I found a thread suggesting that removing the /ssl from the duckdns config lines may help - it didn’t ! No change to the message shown by Chrome

I used ssh and listed the files in /ssl, and it shows just fullchain and privkey

I’ve tried to load the certificate expiry integration, but it fails when I try the host as both xxxxxx.duckdns.org and the internal 192.168.1.200

I’m sure I’ve done something wrong, but cant figure out what.

A little more information -

Ive removed and reinstalled duckdns. The log shows a new certificate downloaded. Chrome still shows the expired certificate and date.
There are two files (fullchain and privkey) in the ssl folder.

The instructions for duckdns don’t show the two files with the ssl directory in front of them, adn the ssl directory is empty. I added the ssl/ infront of each file in the duckdns config as shown in some guides, and restarted duckdns. no change to the chrome message.

I deleted the two files from the ssl directory, and there’s no change. I assumed that Duckdns would recognise that these files were not present on a restart and grab a new certificate ?

I tried installing the certificate expiry integration, and it reports that the connection was refused. Not sure what this all means ?

Anybody got ideas about where the expired certificate is hiding ?

I’ve located a menu item under settings>system>network and entered the home assistant url as https://XXXX.duckdns.org and the local ip as http://192.168.1.200.

There is a warning about the certificate : You have configured an HTTPS certificate in Home Assistant. This means that your internal URL needs to be set to a domain covered by the certficate.

I’m not sure if this is important, and I dont think the internal IP address would be covered by the certificate. Its not relevant as at the moment the certificate is expired, but i dont want to be locked out if I manage to get a good cert in there !

its possible thta this was related to a complete refused to connect that I’v experienced recently. That appears to be a result of having api-password and base url defined in the configuraiton file. deleting those and restarting has cleareed a few things up.

Hi Tim
I have also just started having this problem!
The certificate HA is offering up was issued in October, and expired yesterday, but when I restart DuckDNS, it says the cert is good until March - a couple of months from now.
I don’t have a base url entry or api-password entry in my config.yaml file. Did you find anything else to fix this?

EDIT:
I manually restarted NGINX, then manually restarted HA, and it seems to be working again. Strange, hopefully it won’t happen again, but I’ll post back here if it does.

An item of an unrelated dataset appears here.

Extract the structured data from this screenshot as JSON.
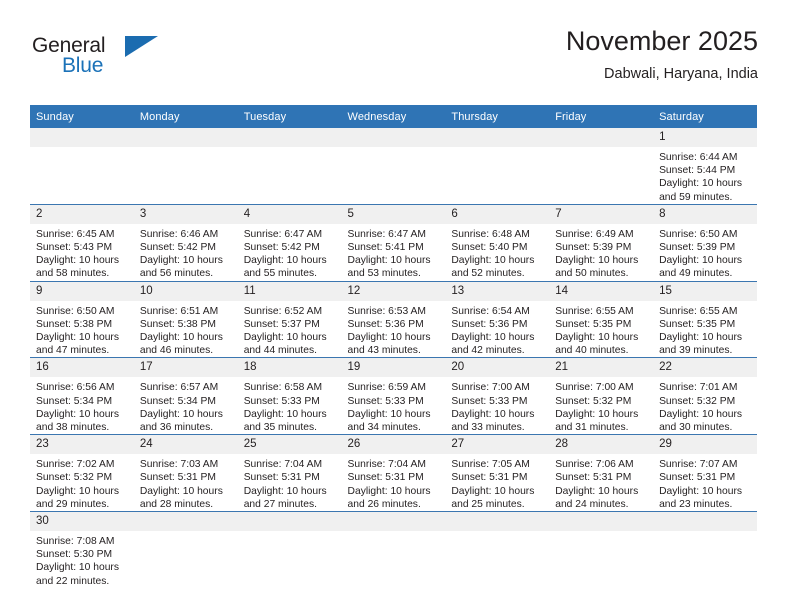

I just had the same problem, took me a while to figure out something cached the old certs.
I couldn’t connect from a remote PC or the phone app.
Strangely, even restarting HA didn’t help. Meanwhile the DuckDNS addon reported a different certificate.
I had to restart NGINX specifically, this resolved it instantly.
Can addons run uninterrupted while HA restarts? That would explain why it didn’t fix it.
How should I make sure this doesn’t happen in the future?
I guess I’ll just make an automation to restart NGINX every 20 days for now.